Oleh : Ahmad khadafi (Mahasiswa universitas Bangka Belitung)
OPINI — Berbagai undang-undang, peraturan pemerintah, hingga peraturan daerah dibuat untuk mengatur hampir semua aspek kehidupan masyarakat. Secara teori, sistem hukum Indonesia sudah mampu melindungi hak warga, menindak pelanggaran, dan menjaga ketertiban. Namun dalam praktiknya, kekuatan aturan tersebut tidak selalu diterjemahkan menjadi penegakan hukum yang efektif.
Masalah utamanya bukan pada kurangnya aturan, tetapi pada ketidaktegasan dan ketidakmerataan dalam penegakan hukum. Banyak kasus menunjukkan bahwa hukum sering diterapkan dengan pendekatan yang tidak konsisten. Pelanggaran kecil diproses cepat, sementara kasus besar yang melibatkan tokoh berpengaruh berjalan lambat atau tampak “dipermainkan” oleh kepentingan tertentu. Situasi ini menimbulkan persepsi kuat di masyarakat bahwa “hukum tajam ke bawah, tumpul ke atas”, sebuah fenomena yang mencerminkan ketidakadilan.
Selain itu, korupsi dan penyalahgunaan wewenang dalam lembaga penegak hukum menjadi tantangan tambahan. Meskipun tidak semua aparat bermasalah, keberadaan oknum yang menerima suap, memanipulasi proses hukum, atau menggunakan jabatan untuk kepentingan pribadi membuat masyarakat semakin skeptis terhadap keadilan. Hal ini melemahkan kepercayaan publik terhadap lembaga peradilan dan membuat aturan yang sebenarnya sudah kuat menjadi tidak efektif.

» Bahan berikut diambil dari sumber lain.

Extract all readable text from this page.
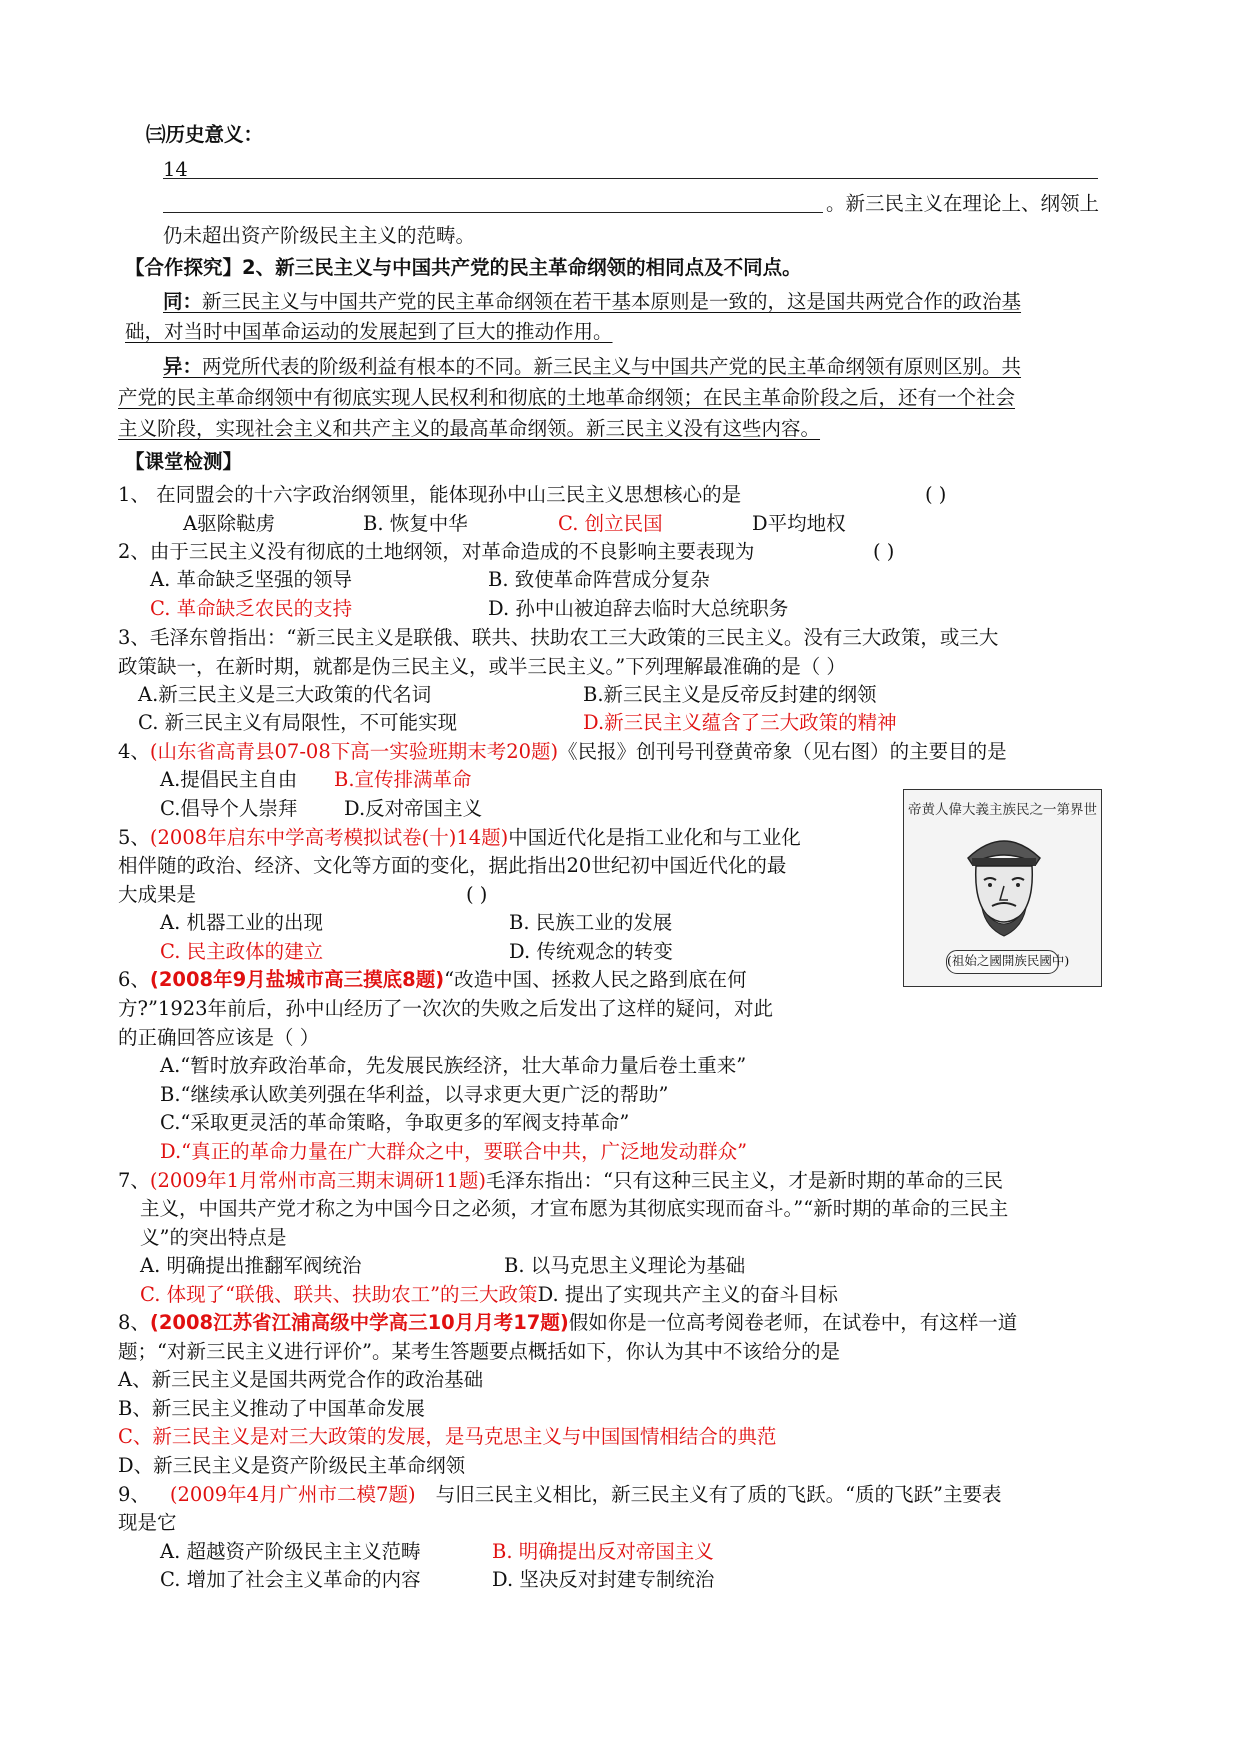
㈢历史意义：
14
。新三民主义在理论上、纲领上
仍未超出资产阶级民主主义的范畴。
【合作探究】2、新三民主义与中国共产党的民主革命纲领的相同点及不同点。
同：新三民主义与中国共产党的民主革命纲领在若干基本原则是一致的，这是国共两党合作的政治基
础，对当时中国革命运动的发展起到了巨大的推动作用。
异：两党所代表的阶级利益有根本的不同。新三民主义与中国共产党的民主革命纲领有原则区别。共
产党的民主革命纲领中有彻底实现人民权利和彻底的土地革命纲领；在民主革命阶段之后，还有一个社会
主义阶段，实现社会主义和共产主义的最高革命纲领。新三民主义没有这些内容。
【课堂检测】
1、 在同盟会的十六字政治纲领里，能体现孙中山三民主义思想核心的是	( )
A驱除鞑虏	B. 恢复中华	C. 创立民国	D平均地权
2、由于三民主义没有彻底的土地纲领，对革命造成的不良影响主要表现为	( )
A. 革命缺乏坚强的领导	B. 致使革命阵营成分复杂
C. 革命缺乏农民的支持	D. 孙中山被迫辞去临时大总统职务
3、毛泽东曾指出：“新三民主义是联俄、联共、扶助农工三大政策的三民主义。没有三大政策，或三大
政策缺一，在新时期，就都是伪三民主义，或半三民主义。”下列理解最准确的是（ ）
A.新三民主义是三大政策的代名词	B.新三民主义是反帝反封建的纲领
C. 新三民主义有局限性，不可能实现	D.新三民主义蕴含了三大政策的精神
4、(山东省高青县07-08下高一实验班期末考20题)《民报》创刊号刊登黄帝象（见右图）的主要目的是
A.提倡民主自由 B.宣传排满革命
C.倡导个人崇拜 D.反对帝国主义	帝黄人偉大義主族民之一第界世
(祖始之國開族民國中)
5、(2008年启东中学高考模拟试卷(十)14题)中国近代化是指工业化和与工业化
相伴随的政治、经济、文化等方面的变化，据此指出20世纪初中国近代化的最
大成果是	( )
A. 机器工业的出现	B. 民族工业的发展
C. 民主政体的建立	D. 传统观念的转变
6、(2008年9月盐城市高三摸底8题)“改造中国、拯救人民之路到底在何
方?”1923年前后，孙中山经历了一次次的失败之后发出了这样的疑问，对此
的正确回答应该是（ ）
A.“暂时放弃政治革命，先发展民族经济，壮大革命力量后卷土重来”
B.“继续承认欧美列强在华利益，以寻求更大更广泛的帮助”
C.“采取更灵活的革命策略，争取更多的军阀支持革命”
D.“真正的革命力量在广大群众之中，要联合中共，广泛地发动群众”
7、(2009年1月常州市高三期末调研11题)毛泽东指出：“只有这种三民主义，才是新时期的革命的三民
主义，中国共产党才称之为中国今日之必须，才宣布愿为其彻底实现而奋斗。”“新时期的革命的三民主
义”的突出特点是
A. 明确提出推翻军阀统治	B. 以马克思主义理论为基础
C. 体现了“联俄、联共、扶助农工”的三大政策D. 提出了实现共产主义的奋斗目标
8、(2008江苏省江浦高级中学高三10月月考17题)假如你是一位高考阅卷老师，在试卷中，有这样一道
题；“对新三民主义进行评价”。某考生答题要点概括如下，你认为其中不该给分的是
A、新三民主义是国共两党合作的政治基础
B、新三民主义推动了中国革命发展
C、新三民主义是对三大政策的发展，是马克思主义与中国国情相结合的典范
D、新三民主义是资产阶级民主革命纲领
9、 (2009年4月广州市二模7题) 与旧三民主义相比，新三民主义有了质的飞跃。“质的飞跃”主要表
现是它
A. 超越资产阶级民主主义范畴	B. 明确提出反对帝国主义
C. 增加了社会主义革命的内容	D. 坚决反对封建专制统治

Di sisi lain, masyarakat juga berperan dalam lemahnya penegakan hukum. Kesadaran hukum yang rendah, budaya “asal aman”, dan kebiasaan menyelesaikan pelanggaran secara informal membuat pelanggaran dianggap wajar. Ketika masyarakat tidak mematuhi aturan, sebaik apa pun sistem hukum yang ada, pelaksanaannya tetap akan sulit berjalan maksimal.
Menurut saya, masalah utama hukum di Indonesia bukan kekurangan aturan, tetapi aturan yang sering tunduk pada kepentingan mereka yang berkuasa. Di Indonesia, hukum kadang terlihat seperti “alat politik”: keras kepada masyarakat kecil, namun lunak dan fleksibel bagi kelompok yang memiliki kekuatan ekonomi dan jaringan kekuasaan. Korupsi yang mengakar di berbagai level pemerintahan semakin memperburuk situasi, membuat hukum tampak bisa “dibeli” atau dinegosiasikan. Selama sistem hukum masih dipengaruhi oleh kekuatan uang dan elit politik, keadilan akan sulit tercapai. Reformasi hukum yang sesungguhnya menuntut keberanian untuk membongkar kepentingan yang sudah mengakar, bukan sekadar mengubah aturan di atas kertas.